Quand François fut reparti, elle accompagna elle-même Olivier au Lycée Janson de Sailly où Marc et Jean allaient commencer leurs études secondaires. Elle avait pris la résolution de vivre à l’écart, autant que possible. Mais Eugénie et Reine lui furent vite d’indispensables et parfaites amies. Il ne se passait pas un jour qu’elles ne se réunissent toutes trois, heureuses d’un contact désintéressé, certaines d’une affection partagée. Les enfants faisaient leurs devoirs tantôt chez l’un, tantôt chez l’autre, ravis de cette diversité de domiciles, de la rentrée le soir sur le coup de dix heures dans leur maison chaude après le bol d’air froid dans la rue.

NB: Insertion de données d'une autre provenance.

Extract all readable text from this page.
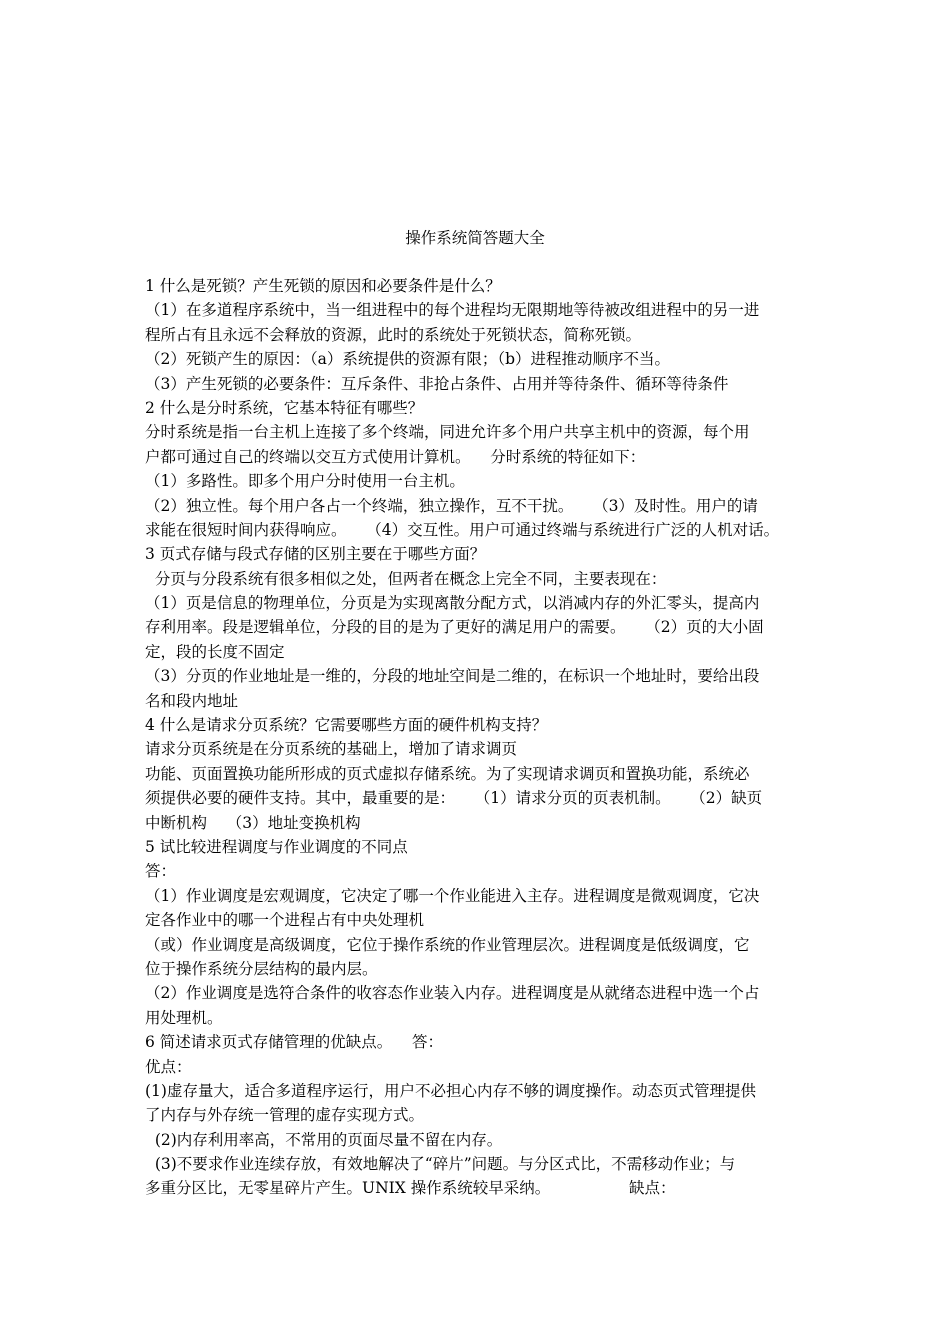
操作系统简答题大全
1 什么是死锁？产生死锁的原因和必要条件是什么？
（1）在多道程序系统中，当一组进程中的每个进程均无限期地等待被改组进程中的另一进
程所占有且永远不会释放的资源，此时的系统处于死锁状态，简称死锁。
（2）死锁产生的原因：（a）系统提供的资源有限；（b）进程推动顺序不当。
（3）产生死锁的必要条件：互斥条件、非抢占条件、占用并等待条件、循环等待条件
2 什么是分时系统，它基本特征有哪些？
分时系统是指一台主机上连接了多个终端，同进允许多个用户共享主机中的资源，每个用
户都可通过自己的终端以交互方式使用计算机。    分时系统的特征如下：
（1）多路性。即多个用户分时使用一台主机。
（2）独立性。每个用户各占一个终端，独立操作，互不干扰。    （3）及时性。用户的请
求能在很短时间内获得响应。    （4）交互性。用户可通过终端与系统进行广泛的人机对话。
3 页式存储与段式存储的区别主要在于哪些方面？
分页与分段系统有很多相似之处，但两者在概念上完全不同，主要表现在：
（1）页是信息的物理单位，分页是为实现离散分配方式，以消减内存的外汇零头，提高内
存利用率。段是逻辑单位，分段的目的是为了更好的满足用户的需要。    （2）页的大小固
定，段的长度不固定
（3）分页的作业地址是一维的，分段的地址空间是二维的，在标识一个地址时，要给出段
名和段内地址
4 什么是请求分页系统？它需要哪些方面的硬件机构支持？
请求分页系统是在分页系统的基础上，增加了请求调页
功能、页面置换功能所形成的页式虚拟存储系统。为了实现请求调页和置换功能，系统必
须提供必要的硬件支持。其中，最重要的是：    （1）请求分页的页表机制。    （2）缺页
中断机构    （3）地址变换机构
5 试比较进程调度与作业调度的不同点
答：
（1）作业调度是宏观调度，它决定了哪一个作业能进入主存。进程调度是微观调度，它决
定各作业中的哪一个进程占有中央处理机
（或）作业调度是高级调度，它位于操作系统的作业管理层次。进程调度是低级调度，它
位于操作系统分层结构的最内层。
（2）作业调度是选符合条件的收容态作业装入内存。进程调度是从就绪态进程中选一个占
用处理机。
6 简述请求页式存储管理的优缺点。    答：
优点：
(1)虚存量大，适合多道程序运行，用户不必担心内存不够的调度操作。动态页式管理提供
了内存与外存统一管理的虚存实现方式。
(2)内存利用率高，不常用的页面尽量不留在内存。
(3)不要求作业连续存放，有效地解决了“碎片”问题。与分区式比，不需移动作业；与
多重分区比，无零星碎片产生。UNIX 操作系统较早采纳。                缺点：
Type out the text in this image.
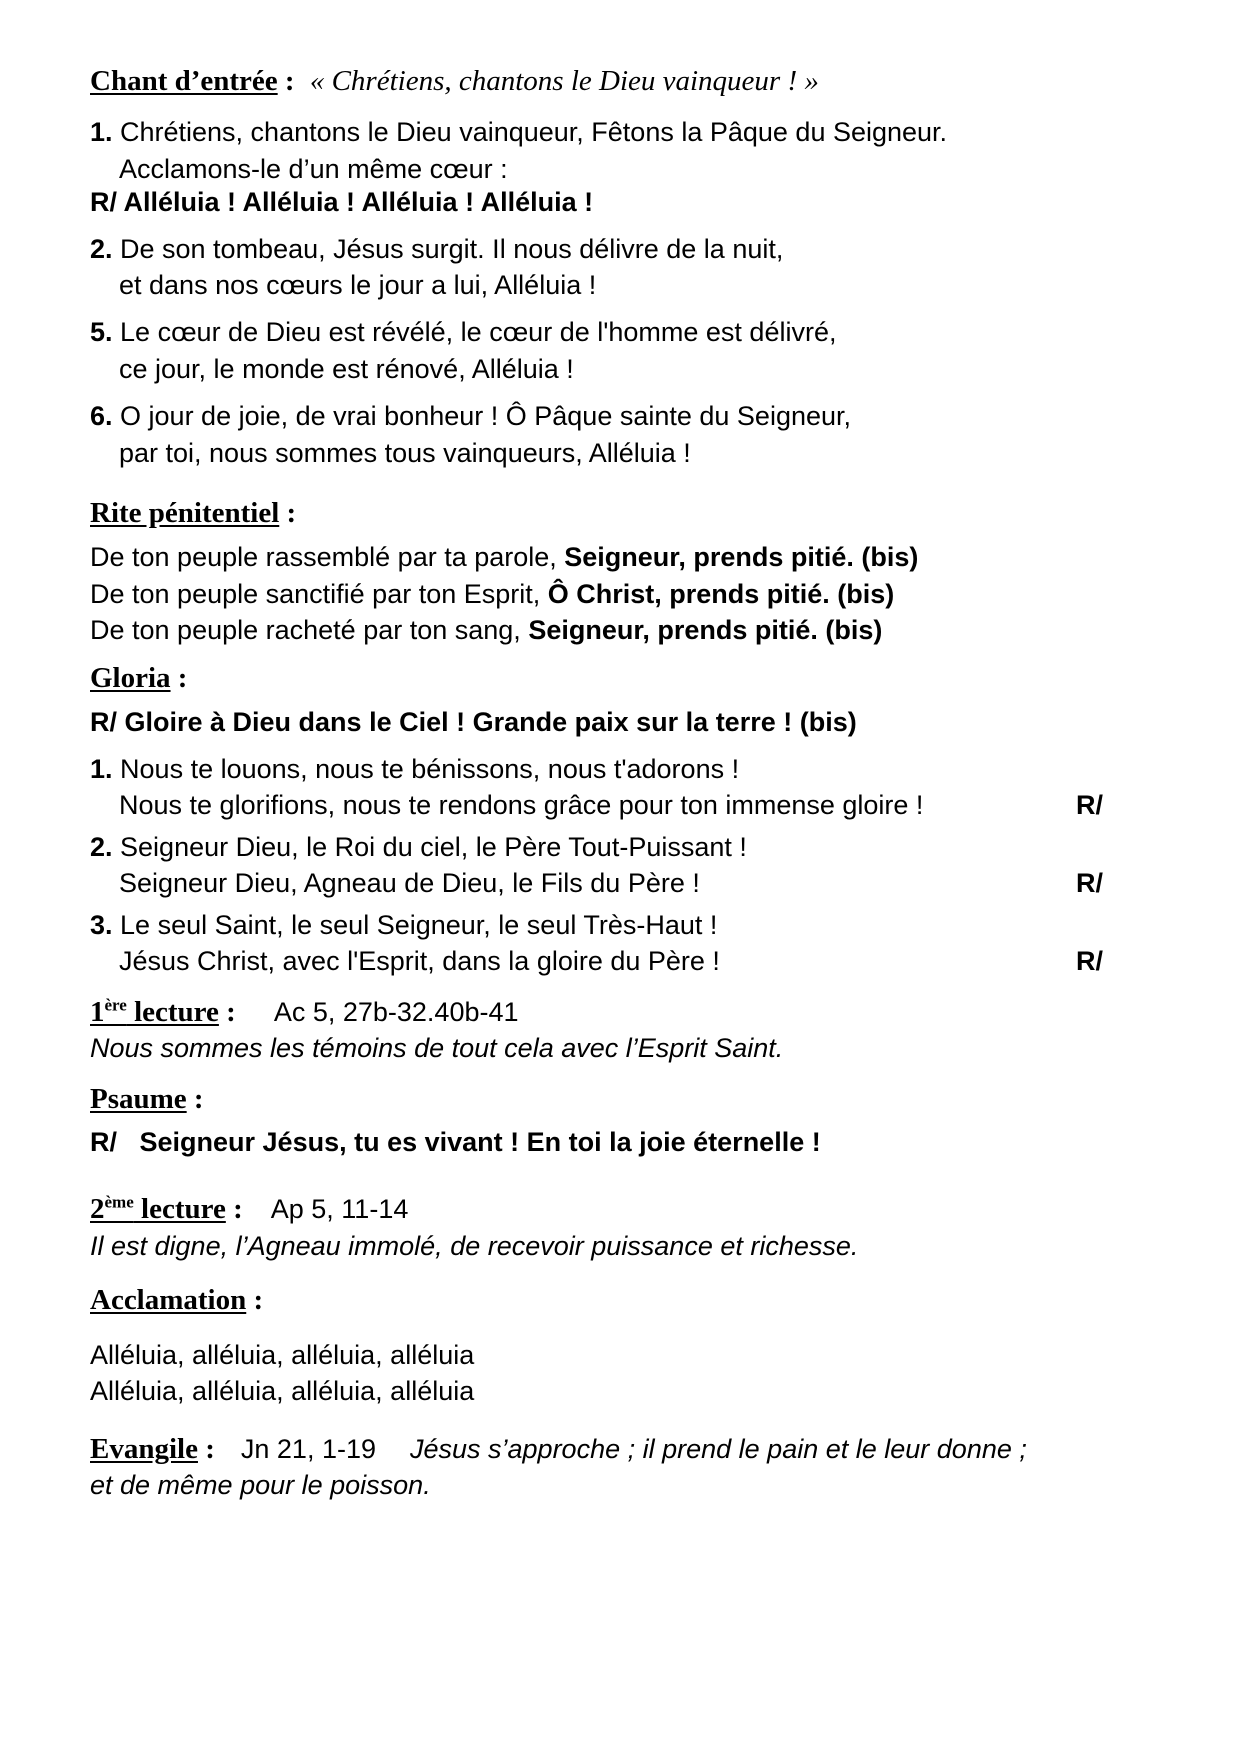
Chant d’entrée : « Chrétiens, chantons le Dieu vainqueur ! »
1. Chrétiens, chantons le Dieu vainqueur, Fêtons la Pâque du Seigneur.
Acclamons-le d’un même cœur :
R/ Alléluia ! Alléluia ! Alléluia ! Alléluia !
2. De son tombeau, Jésus surgit. Il nous délivre de la nuit,
et dans nos cœurs le jour a lui, Alléluia !
5. Le cœur de Dieu est révélé, le cœur de l'homme est délivré,
ce jour, le monde est rénové, Alléluia !
6. O jour de joie, de vrai bonheur ! Ô Pâque sainte du Seigneur,
par toi, nous sommes tous vainqueurs, Alléluia !
Rite pénitentiel :
De ton peuple rassemblé par ta parole, Seigneur, prends pitié. (bis)
De ton peuple sanctifié par ton Esprit, Ô Christ, prends pitié. (bis)
De ton peuple racheté par ton sang, Seigneur, prends pitié. (bis)
Gloria :
R/ Gloire à Dieu dans le Ciel ! Grande paix sur la terre ! (bis)
1. Nous te louons, nous te bénissons, nous t'adorons !
Nous te glorifions, nous te rendons grâce pour ton immense gloire !	R/
2. Seigneur Dieu, le Roi du ciel, le Père Tout-Puissant !
Seigneur Dieu, Agneau de Dieu, le Fils du Père !	R/
3. Le seul Saint, le seul Seigneur, le seul Très-Haut !
Jésus Christ, avec l'Esprit, dans la gloire du Père !	R/
1ère lecture : Ac 5, 27b-32.40b-41
Nous sommes les témoins de tout cela avec l’Esprit Saint.
Psaume :
R/   Seigneur Jésus, tu es vivant ! En toi la joie éternelle !
2ème lecture : Ap 5, 11-14
Il est digne, l’Agneau immolé, de recevoir puissance et richesse.
Acclamation :
Alléluia, alléluia, alléluia, alléluia
Alléluia, alléluia, alléluia, alléluia
Evangile : Jn 21, 1-19 Jésus s’approche ; il prend le pain et le leur donne ;
et de même pour le poisson.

Bientôt les jeunes femmes devinrent inséparables : ce fut la meilleure protection que pouvait souhaiter Angèle. D’autre part, très attentive à ses devoirs religieux, très pieuse, elle en revint bientôt, par une pratique sévère, à une vie réglée, non pas bigote, mais extrêmement scrupuleuse et d’où la vigilance de la conscience chaque jour se visitant elle-même extirpait le moindre désir.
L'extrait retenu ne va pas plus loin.